While Yellowstone National Park this year issued monthly tallies concerning infections among park and concession employees, other parks have not been as forthcoming.
Big Bend National Park in Texas did close temporarily in July after an employee was infected, though the park quietly reopened in August.
The Big Bend area has been viewed as one of the most vulnerable parts of the country due to the lack of medical facilities. The closest hospital to the park is 100 miles away in Alpine, Texas, and has just 25 beds.
According to E&E News, Interior’s latest tally of Covid among its far-flung workforce shows that there have been 2,130 cases. Inside the Park Service, there have been 522 cases and one confirmed death, according to the report Friday afternoon. The Bureau of Indian Education reported the most deaths within Interior due to the disease, with eight.

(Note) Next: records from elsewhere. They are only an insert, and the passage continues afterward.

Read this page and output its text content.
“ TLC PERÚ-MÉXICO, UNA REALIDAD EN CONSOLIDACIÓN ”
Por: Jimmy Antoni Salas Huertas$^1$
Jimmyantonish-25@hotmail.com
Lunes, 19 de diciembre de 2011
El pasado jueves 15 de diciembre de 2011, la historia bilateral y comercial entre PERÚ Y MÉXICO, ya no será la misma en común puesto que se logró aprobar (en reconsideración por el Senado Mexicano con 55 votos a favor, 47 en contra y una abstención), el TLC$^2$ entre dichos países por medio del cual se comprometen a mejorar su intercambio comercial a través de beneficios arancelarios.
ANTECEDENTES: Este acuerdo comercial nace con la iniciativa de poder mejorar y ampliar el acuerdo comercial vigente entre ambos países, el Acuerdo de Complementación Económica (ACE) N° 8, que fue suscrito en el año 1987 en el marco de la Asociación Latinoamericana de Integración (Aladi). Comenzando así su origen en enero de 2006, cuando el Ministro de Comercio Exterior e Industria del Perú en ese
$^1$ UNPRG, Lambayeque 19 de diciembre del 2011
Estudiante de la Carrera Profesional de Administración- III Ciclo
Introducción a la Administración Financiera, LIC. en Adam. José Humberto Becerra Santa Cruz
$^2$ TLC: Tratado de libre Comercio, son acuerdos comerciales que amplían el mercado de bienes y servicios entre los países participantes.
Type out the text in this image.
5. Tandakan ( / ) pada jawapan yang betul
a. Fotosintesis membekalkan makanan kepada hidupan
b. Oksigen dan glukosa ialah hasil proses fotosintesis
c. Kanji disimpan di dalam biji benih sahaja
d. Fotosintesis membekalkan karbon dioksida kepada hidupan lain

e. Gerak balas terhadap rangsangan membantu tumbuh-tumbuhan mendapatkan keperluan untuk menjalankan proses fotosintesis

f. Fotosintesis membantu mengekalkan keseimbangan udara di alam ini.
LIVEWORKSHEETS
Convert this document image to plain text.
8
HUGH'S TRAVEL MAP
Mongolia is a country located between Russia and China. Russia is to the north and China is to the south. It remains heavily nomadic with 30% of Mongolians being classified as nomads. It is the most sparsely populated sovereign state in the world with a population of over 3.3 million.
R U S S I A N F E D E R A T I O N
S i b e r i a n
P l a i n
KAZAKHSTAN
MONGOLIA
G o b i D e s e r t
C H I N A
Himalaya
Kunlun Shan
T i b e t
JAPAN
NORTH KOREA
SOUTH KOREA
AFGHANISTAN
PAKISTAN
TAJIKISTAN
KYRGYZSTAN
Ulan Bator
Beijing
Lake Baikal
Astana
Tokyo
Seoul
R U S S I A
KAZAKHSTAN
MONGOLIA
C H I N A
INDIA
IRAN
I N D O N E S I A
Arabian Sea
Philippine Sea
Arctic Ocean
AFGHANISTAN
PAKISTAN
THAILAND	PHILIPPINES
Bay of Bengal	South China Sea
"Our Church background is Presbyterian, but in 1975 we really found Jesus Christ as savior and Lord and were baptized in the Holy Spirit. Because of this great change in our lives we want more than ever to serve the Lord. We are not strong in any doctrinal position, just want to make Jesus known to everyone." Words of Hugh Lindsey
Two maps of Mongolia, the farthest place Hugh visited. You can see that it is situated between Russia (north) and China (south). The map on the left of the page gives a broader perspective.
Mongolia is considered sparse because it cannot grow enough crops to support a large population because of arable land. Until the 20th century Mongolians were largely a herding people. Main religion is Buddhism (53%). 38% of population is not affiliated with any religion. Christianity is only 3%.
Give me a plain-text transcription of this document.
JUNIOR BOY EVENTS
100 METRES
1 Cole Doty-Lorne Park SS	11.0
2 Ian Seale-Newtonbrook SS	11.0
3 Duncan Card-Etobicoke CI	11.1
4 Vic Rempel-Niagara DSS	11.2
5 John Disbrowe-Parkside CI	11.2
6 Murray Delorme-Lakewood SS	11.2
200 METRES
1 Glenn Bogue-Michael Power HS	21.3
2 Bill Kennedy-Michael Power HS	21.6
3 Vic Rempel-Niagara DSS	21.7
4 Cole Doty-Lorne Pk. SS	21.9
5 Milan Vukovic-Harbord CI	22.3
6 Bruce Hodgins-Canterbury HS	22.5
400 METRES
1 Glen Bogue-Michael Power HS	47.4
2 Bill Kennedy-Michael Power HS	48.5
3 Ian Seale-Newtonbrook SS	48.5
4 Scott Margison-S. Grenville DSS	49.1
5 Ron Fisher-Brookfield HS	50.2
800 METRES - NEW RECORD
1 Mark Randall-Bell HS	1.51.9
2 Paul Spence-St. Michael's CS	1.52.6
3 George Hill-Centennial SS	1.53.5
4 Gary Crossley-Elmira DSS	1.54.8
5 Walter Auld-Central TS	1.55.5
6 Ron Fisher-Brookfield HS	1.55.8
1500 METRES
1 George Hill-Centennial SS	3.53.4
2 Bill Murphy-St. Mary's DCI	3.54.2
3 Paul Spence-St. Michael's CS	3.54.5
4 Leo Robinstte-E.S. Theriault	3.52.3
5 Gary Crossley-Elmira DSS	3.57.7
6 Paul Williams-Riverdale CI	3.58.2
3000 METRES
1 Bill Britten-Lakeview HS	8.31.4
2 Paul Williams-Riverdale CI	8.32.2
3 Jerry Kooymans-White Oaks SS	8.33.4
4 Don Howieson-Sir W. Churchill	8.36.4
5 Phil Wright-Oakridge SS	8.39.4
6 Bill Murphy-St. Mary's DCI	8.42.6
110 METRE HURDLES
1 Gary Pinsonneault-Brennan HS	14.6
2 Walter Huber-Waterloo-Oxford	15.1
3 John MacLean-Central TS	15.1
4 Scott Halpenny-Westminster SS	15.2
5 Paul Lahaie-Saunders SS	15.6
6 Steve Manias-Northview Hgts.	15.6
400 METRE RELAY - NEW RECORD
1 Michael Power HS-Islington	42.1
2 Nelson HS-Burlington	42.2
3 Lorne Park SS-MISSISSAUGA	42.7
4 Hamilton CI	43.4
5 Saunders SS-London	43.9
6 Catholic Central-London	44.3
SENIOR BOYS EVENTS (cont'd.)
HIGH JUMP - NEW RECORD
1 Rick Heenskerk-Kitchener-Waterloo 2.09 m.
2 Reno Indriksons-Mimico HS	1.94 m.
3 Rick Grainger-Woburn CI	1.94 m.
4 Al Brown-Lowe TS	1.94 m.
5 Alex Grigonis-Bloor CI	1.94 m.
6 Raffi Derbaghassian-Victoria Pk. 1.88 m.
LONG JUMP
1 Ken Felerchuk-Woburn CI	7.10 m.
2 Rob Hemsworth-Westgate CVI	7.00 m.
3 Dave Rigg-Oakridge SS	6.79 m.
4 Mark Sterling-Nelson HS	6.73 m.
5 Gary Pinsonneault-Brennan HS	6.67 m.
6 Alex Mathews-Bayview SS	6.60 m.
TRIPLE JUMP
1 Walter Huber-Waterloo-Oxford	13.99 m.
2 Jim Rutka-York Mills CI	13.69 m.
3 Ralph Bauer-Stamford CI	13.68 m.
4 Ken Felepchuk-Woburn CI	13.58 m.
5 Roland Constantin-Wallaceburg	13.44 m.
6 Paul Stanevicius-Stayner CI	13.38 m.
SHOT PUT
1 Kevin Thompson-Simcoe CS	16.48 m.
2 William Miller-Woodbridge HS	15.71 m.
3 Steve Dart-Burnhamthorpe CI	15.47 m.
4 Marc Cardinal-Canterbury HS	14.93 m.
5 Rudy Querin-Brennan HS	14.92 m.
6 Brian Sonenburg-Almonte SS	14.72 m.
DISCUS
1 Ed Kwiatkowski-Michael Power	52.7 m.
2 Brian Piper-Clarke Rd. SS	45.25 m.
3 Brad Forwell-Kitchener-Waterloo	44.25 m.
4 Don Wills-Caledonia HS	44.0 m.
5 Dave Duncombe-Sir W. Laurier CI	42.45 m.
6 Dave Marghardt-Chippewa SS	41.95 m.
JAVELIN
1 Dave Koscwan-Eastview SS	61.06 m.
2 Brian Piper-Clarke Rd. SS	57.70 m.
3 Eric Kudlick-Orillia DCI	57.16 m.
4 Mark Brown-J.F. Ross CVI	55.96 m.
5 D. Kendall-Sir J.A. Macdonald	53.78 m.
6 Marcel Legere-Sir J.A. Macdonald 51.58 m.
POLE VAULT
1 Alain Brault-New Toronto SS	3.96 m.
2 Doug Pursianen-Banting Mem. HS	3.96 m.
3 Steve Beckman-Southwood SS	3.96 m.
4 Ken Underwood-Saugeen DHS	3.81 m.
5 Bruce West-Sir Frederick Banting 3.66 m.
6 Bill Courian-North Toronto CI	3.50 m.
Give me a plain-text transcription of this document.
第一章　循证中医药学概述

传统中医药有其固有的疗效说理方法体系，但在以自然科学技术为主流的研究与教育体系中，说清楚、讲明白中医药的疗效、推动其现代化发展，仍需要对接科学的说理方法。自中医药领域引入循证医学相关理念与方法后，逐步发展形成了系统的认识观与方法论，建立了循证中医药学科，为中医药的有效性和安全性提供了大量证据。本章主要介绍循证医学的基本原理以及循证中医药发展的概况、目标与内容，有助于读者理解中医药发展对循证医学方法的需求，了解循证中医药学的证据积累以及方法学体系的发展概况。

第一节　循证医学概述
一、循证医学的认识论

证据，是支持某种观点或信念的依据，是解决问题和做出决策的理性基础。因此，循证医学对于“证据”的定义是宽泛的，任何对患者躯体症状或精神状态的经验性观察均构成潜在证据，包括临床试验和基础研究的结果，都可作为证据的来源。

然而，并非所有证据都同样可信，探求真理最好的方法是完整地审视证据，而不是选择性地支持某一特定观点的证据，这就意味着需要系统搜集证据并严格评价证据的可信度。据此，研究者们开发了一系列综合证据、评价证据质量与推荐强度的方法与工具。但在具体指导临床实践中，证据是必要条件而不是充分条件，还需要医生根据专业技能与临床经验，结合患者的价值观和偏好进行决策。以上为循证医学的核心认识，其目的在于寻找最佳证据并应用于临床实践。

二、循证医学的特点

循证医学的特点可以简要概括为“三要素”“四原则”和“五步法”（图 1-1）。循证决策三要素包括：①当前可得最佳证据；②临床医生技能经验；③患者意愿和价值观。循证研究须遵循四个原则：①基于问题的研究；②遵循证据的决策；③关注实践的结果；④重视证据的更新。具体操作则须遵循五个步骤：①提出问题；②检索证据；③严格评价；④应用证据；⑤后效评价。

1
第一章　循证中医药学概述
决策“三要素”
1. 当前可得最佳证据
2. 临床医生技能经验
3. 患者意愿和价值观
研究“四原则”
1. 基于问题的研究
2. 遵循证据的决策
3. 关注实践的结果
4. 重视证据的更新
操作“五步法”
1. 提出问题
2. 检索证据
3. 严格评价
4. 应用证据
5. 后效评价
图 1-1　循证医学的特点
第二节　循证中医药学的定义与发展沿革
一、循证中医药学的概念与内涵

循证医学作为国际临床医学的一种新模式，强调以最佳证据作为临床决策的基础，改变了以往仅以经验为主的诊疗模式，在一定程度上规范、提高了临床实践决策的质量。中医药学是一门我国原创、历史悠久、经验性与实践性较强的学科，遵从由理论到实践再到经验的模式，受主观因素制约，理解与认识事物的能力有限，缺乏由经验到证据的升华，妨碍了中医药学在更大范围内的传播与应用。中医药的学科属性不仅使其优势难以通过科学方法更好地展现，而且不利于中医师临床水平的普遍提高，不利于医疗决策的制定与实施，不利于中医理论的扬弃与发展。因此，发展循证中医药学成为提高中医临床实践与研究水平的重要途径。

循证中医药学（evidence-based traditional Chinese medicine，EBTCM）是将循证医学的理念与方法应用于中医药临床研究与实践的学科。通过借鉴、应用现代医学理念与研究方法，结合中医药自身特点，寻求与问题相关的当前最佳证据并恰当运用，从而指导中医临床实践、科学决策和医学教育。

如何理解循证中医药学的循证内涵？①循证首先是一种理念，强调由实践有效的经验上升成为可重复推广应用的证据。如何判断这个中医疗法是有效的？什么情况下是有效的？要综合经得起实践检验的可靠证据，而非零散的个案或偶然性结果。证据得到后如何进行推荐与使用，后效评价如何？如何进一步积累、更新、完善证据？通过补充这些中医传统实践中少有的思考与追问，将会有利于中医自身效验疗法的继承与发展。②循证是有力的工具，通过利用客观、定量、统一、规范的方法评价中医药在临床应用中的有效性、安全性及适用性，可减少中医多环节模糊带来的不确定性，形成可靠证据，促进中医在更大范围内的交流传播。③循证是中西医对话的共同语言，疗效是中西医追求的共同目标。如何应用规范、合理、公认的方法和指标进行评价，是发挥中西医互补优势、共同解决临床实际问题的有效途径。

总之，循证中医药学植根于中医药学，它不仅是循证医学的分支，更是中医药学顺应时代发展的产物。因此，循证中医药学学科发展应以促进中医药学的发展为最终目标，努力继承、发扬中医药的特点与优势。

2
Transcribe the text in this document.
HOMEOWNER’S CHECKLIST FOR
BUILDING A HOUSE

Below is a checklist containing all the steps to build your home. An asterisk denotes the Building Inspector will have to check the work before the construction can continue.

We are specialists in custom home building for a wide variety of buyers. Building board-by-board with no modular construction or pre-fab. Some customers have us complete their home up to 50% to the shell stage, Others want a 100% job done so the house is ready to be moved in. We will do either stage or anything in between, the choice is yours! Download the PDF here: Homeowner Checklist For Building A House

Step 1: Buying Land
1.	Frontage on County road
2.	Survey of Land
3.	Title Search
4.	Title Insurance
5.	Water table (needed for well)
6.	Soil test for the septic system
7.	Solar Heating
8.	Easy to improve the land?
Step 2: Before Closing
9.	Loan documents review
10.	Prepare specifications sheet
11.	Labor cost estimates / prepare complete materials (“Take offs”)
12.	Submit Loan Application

This week Interior Secretary David Bernhardt reportedly contracted the disease.
National Park Service staff in Washington did not immediately respond Friday to a request for comment on the news report. However, a Park Service spokesperson told E&E News that “(U)se of our data to inform any outside studies or reporting could be misleading and is duplicative of data gathered from state and local health departments.”
At Big Bend, Superintendent Bob Krumenaker had told Traveler that the lack of medical facilities is concerning, though there were no plans to close the park.
“Obviously, the things that we highlighted back in April that led to the first closure of the park, which had to do with the availability of medical care, now we are right on the cusp of being where we feared in April and had approval to close the park at that time,” he said. “That has not changed. In fact, our contact with the local medical people (says) they’re very worried.”
Interestingly, said the superintendent, while Big Bend has seen heavy visitation this fall, those visitors don’t seem to be bringing Covid with them.
“Even though our county and the surrounding counties are among the hottest counties in the country right now, there isn’t much evidence, fortunately, that the visitors are bringing Covid here,” said Krumenaker.
Many units of the National Park Service have reduced services or kept areas closed due to the pandemic this year. Just this month many national parks in California closed campgrounds, lodgings, and restaurants due to state orders issued in a bid to slow the spread of Covid.
Whether Big Bend is forced to close for a third time this year remains to be seen.
“We have been told by both region and Washington that if there are justifications for reducing services, they will consider them and they will try to support us,” Krumenaker said. “The critical thing is we need to have facts and we need to justify it and we need to show mitigations we have considered and implemented. If we’re at the end of that line and there’s nothing else we can do other than cutback, I’m optimistic they will allow me to cutback.”
Just this week, U.S. Rep. Raúl Grijalva, an Arizona Democrat who chairs the House Natural Resources Committee, urged President-elect Biden to extend his mask-wearing mandate, initially announced as applying to all federal buildings, to federally managed public lands as well.
Grijalva evidently had not been apprised of the Covid situation across Interior, as in his letter Tuesday to Biden he noted that “roughly 150 National Park Service employees tested positive for COVID-19 between March and September.”
While Interior officials early this year were slow to approve some park closures due to Covid — Grand Canyon National Park was the most notable case — Grijalva hopes the Biden administration will rely on Park Service superintendents to make prudent decisions when it comes to battling the disease.
“It is also vital that your administration reinstate the authority for park superintendents to close sites or sections of parks in response to COVID-19 outbreaks and meaningfully consult with local communities regarding increased public access and COVID-19 risks,” Grijalva said in his letter to the president-elect.